Estos cortocircuitos entre poderes nacionales y poderes provinciales podrían repararse si el Poder Ejecutivo nacional respaldara con su fuerza legítima los mandatos del Poder Judicial. Al no hacerlo, viene a la memoria una reflexión de Hamilton durante las primeras discusiones, hacia finales del siglo XVIII, en torno a la legitimidad de una república federal. Decía aquel legislador que un Poder Judicial sin el concurso de la fuerza del Poder Ejecutivo no era más que un poder virtual o, como años después escribiría Alberdi con respecto a las constituciones hispanoamericanas del XIX, un mero poder caligráfico, espléndido por su letra, escuálido por su vigencia.

Podrá advertirse que estamos ante el desafío de estipular quien manda en la Argentina. No hay, en efecto, relación de poder posible si el mando legal no se actualiza por la obediencia. A mayor obediencia derivada del consentimiento pacífico hacia las leyes e instituciones, menor probabilidad de que aquélla derive de la pura coacción o, en la peor de las circunstancias ahora a la orden del día, de que se disuelva en la anomia y en la violencia.

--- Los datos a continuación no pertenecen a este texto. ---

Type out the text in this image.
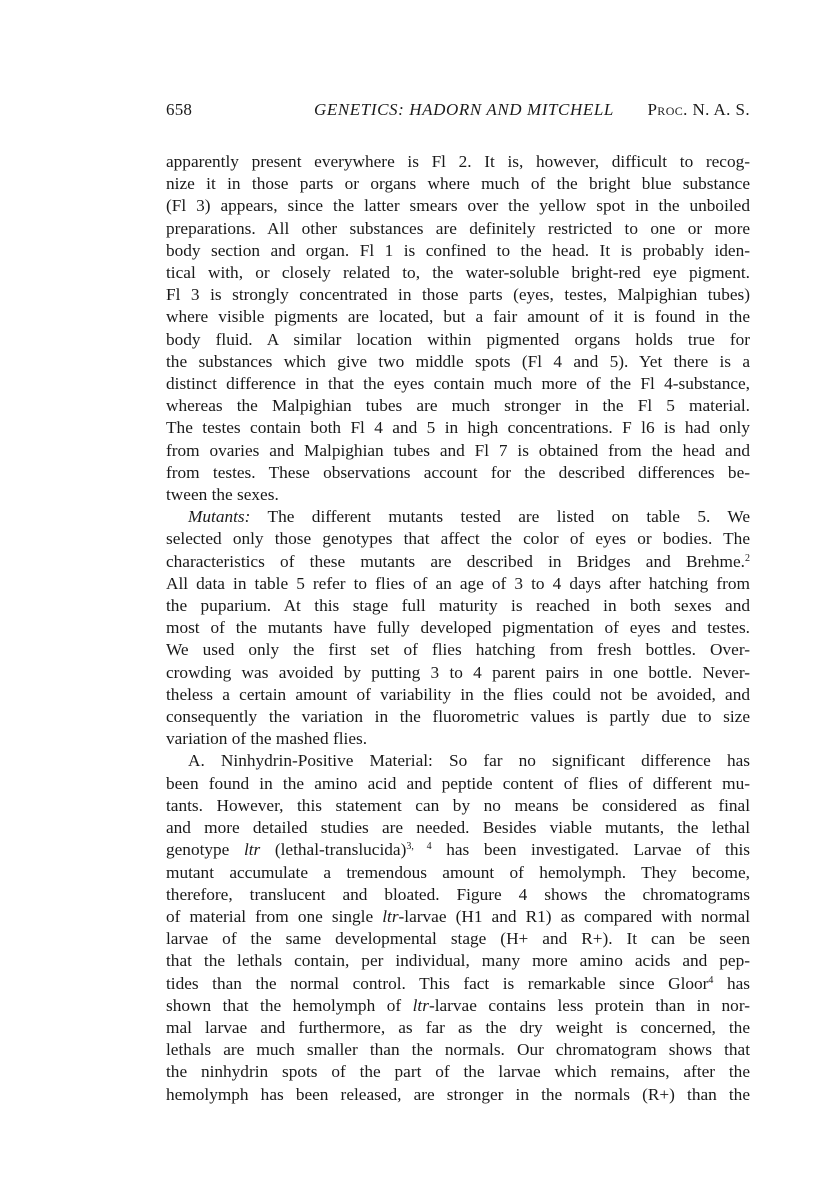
658	GENETICS: HADORN AND MITCHELL Proc. N. A. S.
apparently present everywhere is Fl 2. It is, however, difficult to recog-
nize it in those parts or organs where much of the bright blue substance
(Fl 3) appears, since the latter smears over the yellow spot in the unboiled
preparations. All other substances are definitely restricted to one or more
body section and organ. Fl 1 is confined to the head. It is probably iden-
tical with, or closely related to, the water-soluble bright-red eye pigment.
Fl 3 is strongly concentrated in those parts (eyes, testes, Malpighian tubes)
where visible pigments are located, but a fair amount of it is found in the
body fluid. A similar location within pigmented organs holds true for
the substances which give two middle spots (Fl 4 and 5). Yet there is a
distinct difference in that the eyes contain much more of the Fl 4-substance,
whereas the Malpighian tubes are much stronger in the Fl 5 material.
The testes contain both Fl 4 and 5 in high concentrations. F l6 is had only
from ovaries and Malpighian tubes and Fl 7 is obtained from the head and
from testes. These observations account for the described differences be-
tween the sexes.
Mutants: The different mutants tested are listed on table 5. We
selected only those genotypes that affect the color of eyes or bodies. The
characteristics of these mutants are described in Bridges and Brehme.$^2$
All data in table 5 refer to flies of an age of 3 to 4 days after hatching from
the puparium. At this stage full maturity is reached in both sexes and
most of the mutants have fully developed pigmentation of eyes and testes.
We used only the first set of flies hatching from fresh bottles. Over-
crowding was avoided by putting 3 to 4 parent pairs in one bottle. Never-
theless a certain amount of variability in the flies could not be avoided, and
consequently the variation in the fluorometric values is partly due to size
variation of the mashed flies.
A. Ninhydrin-Positive Material: So far no significant difference has
been found in the amino acid and peptide content of flies of different mu-
tants. However, this statement can by no means be considered as final
and more detailed studies are needed. Besides viable mutants, the lethal
genotype ltr (lethal-translucida)$^{3, 4}$ has been investigated. Larvae of this
mutant accumulate a tremendous amount of hemolymph. They become,
therefore, translucent and bloated. Figure 4 shows the chromatograms
of material from one single ltr-larvae (H1 and R1) as compared with normal
larvae of the same developmental stage (H+ and R+). It can be seen
that the lethals contain, per individual, many more amino acids and pep-
tides than the normal control. This fact is remarkable since Gloor$^4$ has
shown that the hemolymph of ltr-larvae contains less protein than in nor-
mal larvae and furthermore, as far as the dry weight is concerned, the
lethals are much smaller than the normals. Our chromatogram shows that
the ninhydrin spots of the part of the larvae which remains, after the
hemolymph has been released, are stronger in the normals (R+) than the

En el plano federal, esa obediencia no sólo alude a individuos sino a los sujetos colectivos encuadrados en el concepto histórico constitucional de provincias. ¿A quién, pues, deberían obedecer las provincias? ¿A la Corte en determinados casos, según lo establece la Constitución, o a los dictados y la protección del Ejecutivo, productos ambos de la praxis hegemónica de los gobernantes?

Asunto acaso decisivo. Si la política minera de las provincias involucradas no se modifica, quedará en claro que, en la medida en que está involucrado el interés del Ejecutivo, el resto de los poderes de la Constitución no tienen la misma estatura.

Las dos caras del federalismo nos miran pues al mismo tiempo: un rostro, duro y enérgico, que busca disciplinar a la provincia de Buenos Aires; el otro, más benigno al no percibir enemigos, que otorga protección a las provincias aliadas y deja hacer. Las dos, sin embargo, son parte de un mismo tronco, de la columna vertebral del Ejecutivo que sostiene nuestro maltrecho andamiaje institucional.